# [ANT] JavaApplicationStub



## JoJoS (13 Mars 2006)

Bonjour à tous!!

Voilà, je souhaiterais utiliser un script ant pour compiler, créer un jar puis créer un .app de mon application java.
Je fais tout ce qu'il faut, a savoir la copie des fichiers dans les bon repertoire, enfin bref..
Mon seul probleme, c'est a la copie du fichier JavaApplicationStub... Il n'est pas reconue comme un executable UNIX mais comme un document dans mon COntents/MacOS de mon .app..

J'utilise cette commande pour copier :

<copy todir="${main}.app/Contents/MacOs" file="${sourcesApp}/JavaApplicationStub"/>

Donc peut etre qu'il y a une extension a placer a la fin.. Mais j'arrive pas a trouver laquelle..


Merci pour votre aide!!!


----------



## GrandGibus (13 Mars 2006)

Non, pas de soucis d'extension à la fin... simplement une limitation de.... Java (et donc de Ant).

Tous les détails ICI, en particulier, tout en bas, la _Unix note_.

Du coup, pour résoudre ton soucis, il faut simplement mettre les bons droits depuis ton script. Par exemple: 


> <chmod file="${build}/MonAppli.app/Contents/MacOS/JavaApplicationStub" perm="ugo+rx" />


----------



## JoJoS (13 Mars 2006)

Merci, le fichier est maintenant correctement copié!!

Mais j'ai pas compris ce que ca fait au juste...


----------



## GrandGibus (13 Mars 2006)

Mac os est en fait un Unix... et donc, à ce titre, le système de droits de fichier (qui fait en partie la robustesse de l'os), sont ignorés lors de la copie. 

Le fichier doit avoir les droits d'exécution pour que ton bundle fonctionne... hors, à la copie, il perd ces droits, et donc, ça ne marche plus. L'instruction dans Ant, permet de rétablir _après coup_ les droits.... 

Si vous êtes plusieurs à déveloper sur plusieurs OS, li conviendra de tester sous windows et éventuellement, protéger le bout de code pour le rendre propre que à Unix. 

Tu risques également te heurter au problème de la redistribution par la suite selon le logiciel d'installation que tu utiliseras... 

Tous les détails sur les droits de fichiers sous unix ICI.


----------



## JoJoS (13 Mars 2006)

Oki je te remercie!!! Je vais me lire ton lien sur les droits unix!!
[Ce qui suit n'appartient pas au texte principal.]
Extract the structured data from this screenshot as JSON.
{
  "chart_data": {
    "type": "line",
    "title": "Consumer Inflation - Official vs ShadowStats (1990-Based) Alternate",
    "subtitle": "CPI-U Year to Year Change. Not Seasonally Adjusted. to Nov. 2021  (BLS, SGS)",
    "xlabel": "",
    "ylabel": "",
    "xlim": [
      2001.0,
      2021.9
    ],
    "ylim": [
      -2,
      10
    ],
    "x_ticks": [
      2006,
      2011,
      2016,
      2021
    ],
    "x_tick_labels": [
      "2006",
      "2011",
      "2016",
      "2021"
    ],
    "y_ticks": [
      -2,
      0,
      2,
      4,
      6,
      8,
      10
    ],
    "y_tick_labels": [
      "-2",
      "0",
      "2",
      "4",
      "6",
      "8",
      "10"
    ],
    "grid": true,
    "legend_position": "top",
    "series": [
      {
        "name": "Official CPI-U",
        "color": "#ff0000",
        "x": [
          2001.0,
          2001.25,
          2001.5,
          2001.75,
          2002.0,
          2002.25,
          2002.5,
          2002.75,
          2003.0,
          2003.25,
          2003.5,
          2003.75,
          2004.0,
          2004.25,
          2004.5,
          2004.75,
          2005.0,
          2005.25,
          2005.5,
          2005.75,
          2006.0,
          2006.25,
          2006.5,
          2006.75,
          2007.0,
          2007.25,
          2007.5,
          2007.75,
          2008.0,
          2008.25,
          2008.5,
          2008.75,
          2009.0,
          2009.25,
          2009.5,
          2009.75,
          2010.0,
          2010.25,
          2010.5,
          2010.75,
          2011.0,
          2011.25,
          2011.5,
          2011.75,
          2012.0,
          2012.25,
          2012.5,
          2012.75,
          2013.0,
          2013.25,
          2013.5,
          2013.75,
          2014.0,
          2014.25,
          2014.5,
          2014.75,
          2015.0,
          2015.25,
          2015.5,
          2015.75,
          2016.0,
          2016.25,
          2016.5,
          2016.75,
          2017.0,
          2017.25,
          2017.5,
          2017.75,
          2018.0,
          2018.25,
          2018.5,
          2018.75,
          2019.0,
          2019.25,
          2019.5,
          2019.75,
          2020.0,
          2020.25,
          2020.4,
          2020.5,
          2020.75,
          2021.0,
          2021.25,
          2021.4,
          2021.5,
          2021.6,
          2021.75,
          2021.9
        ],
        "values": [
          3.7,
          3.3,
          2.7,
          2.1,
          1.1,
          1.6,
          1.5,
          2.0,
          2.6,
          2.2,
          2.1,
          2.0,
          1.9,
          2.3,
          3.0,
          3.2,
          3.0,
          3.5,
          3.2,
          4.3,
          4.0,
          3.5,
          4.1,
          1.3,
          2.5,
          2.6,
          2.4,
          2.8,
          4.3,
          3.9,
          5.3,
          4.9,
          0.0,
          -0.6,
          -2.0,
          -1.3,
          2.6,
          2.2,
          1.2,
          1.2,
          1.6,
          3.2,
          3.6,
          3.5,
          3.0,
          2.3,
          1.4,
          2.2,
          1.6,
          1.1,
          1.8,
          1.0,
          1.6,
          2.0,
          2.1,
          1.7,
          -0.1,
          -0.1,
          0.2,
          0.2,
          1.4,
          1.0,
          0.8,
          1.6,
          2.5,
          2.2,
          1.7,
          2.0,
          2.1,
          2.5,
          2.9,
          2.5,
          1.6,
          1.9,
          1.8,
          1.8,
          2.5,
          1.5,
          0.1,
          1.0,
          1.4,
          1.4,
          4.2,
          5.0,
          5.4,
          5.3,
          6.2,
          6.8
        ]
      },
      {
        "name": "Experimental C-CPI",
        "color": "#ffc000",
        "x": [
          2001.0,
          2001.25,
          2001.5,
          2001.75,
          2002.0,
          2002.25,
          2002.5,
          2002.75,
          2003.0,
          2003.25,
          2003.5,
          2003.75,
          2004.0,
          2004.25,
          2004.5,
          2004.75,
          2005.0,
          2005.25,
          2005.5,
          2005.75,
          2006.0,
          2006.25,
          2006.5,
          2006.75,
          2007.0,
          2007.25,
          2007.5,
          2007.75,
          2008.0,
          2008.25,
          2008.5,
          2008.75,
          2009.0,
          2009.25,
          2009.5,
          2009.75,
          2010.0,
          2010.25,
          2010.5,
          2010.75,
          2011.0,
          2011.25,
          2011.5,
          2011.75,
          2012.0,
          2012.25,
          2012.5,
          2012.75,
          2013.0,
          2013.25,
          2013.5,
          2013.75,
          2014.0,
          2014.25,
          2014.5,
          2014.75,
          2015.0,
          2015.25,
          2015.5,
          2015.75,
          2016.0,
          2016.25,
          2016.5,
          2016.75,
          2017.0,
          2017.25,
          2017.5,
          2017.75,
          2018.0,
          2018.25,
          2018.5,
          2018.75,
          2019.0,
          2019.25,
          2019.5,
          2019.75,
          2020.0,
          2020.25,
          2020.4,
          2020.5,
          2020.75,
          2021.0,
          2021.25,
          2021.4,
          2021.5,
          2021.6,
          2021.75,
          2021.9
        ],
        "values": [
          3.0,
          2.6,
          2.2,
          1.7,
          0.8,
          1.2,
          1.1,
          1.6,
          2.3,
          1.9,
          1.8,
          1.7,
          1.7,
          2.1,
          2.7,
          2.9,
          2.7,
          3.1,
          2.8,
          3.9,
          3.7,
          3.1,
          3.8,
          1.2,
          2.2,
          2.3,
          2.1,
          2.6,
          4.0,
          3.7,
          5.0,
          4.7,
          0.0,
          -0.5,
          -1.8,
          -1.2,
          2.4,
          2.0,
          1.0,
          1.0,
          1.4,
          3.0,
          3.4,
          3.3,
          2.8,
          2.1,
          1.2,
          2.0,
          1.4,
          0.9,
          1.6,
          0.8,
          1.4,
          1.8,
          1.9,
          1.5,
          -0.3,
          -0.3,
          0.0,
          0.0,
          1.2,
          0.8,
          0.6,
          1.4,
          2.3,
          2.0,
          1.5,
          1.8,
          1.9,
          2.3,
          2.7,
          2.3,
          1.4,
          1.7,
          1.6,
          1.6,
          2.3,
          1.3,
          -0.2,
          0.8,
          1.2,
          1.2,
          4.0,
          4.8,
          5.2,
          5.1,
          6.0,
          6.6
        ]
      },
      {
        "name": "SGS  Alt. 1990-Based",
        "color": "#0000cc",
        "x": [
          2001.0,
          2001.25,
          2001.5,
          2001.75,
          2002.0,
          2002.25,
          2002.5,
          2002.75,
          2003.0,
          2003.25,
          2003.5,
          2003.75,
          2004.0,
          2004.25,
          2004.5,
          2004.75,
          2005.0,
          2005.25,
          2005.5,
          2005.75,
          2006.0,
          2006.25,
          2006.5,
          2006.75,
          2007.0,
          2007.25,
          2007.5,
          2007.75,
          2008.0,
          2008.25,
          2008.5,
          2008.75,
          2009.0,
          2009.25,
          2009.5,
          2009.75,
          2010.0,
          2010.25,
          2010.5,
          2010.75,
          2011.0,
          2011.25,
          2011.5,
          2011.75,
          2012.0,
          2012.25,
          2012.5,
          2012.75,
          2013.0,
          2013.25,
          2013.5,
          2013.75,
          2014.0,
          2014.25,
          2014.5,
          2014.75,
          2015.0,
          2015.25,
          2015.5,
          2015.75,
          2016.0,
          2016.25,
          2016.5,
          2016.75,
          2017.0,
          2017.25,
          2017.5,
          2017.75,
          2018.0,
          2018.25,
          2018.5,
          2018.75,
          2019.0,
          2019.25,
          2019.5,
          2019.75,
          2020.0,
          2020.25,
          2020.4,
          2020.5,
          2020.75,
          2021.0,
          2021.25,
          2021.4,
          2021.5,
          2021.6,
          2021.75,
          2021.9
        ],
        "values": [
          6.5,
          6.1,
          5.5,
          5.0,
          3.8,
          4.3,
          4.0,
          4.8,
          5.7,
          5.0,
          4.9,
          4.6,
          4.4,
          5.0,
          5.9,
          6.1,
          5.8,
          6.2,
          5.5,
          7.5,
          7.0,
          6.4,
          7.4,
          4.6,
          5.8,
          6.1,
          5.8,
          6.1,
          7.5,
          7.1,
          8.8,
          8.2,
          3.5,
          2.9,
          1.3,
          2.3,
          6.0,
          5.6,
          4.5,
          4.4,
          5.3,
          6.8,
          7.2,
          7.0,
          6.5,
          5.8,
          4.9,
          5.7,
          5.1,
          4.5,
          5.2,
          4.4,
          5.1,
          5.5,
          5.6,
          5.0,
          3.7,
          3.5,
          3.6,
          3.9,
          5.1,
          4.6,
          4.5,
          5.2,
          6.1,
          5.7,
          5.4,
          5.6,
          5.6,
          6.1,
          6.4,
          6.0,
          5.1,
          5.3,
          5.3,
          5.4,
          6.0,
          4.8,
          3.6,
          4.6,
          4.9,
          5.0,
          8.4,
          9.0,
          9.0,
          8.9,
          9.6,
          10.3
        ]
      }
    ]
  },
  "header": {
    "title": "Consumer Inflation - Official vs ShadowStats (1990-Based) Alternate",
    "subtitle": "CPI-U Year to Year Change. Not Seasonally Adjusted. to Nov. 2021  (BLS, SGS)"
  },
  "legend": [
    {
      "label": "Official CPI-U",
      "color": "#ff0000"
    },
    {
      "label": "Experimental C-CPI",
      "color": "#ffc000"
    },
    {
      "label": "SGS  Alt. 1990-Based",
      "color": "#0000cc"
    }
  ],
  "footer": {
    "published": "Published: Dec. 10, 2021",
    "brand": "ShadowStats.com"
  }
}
Encore 1 question sur ANT... Je compile a partir d'une version 1.5, et je voudrais que mon code compilé soit compatible avec les versions antérieur...
Je voudrais donc savoir qu'elle propriété a ajouter lors de la compilation...

Voilà ma commode:
<javac srcdir="${sources}" destdir="${classes}" debug="on"/>


----------



## tatouille (14 Mars 2006)

dans le meme esprit que le java applicationstub j'ai commencé à écrire un application stub pour python il reste simple 
pour l'instant il lit 3 valeurs d'un dictionnaire plist (info.plist)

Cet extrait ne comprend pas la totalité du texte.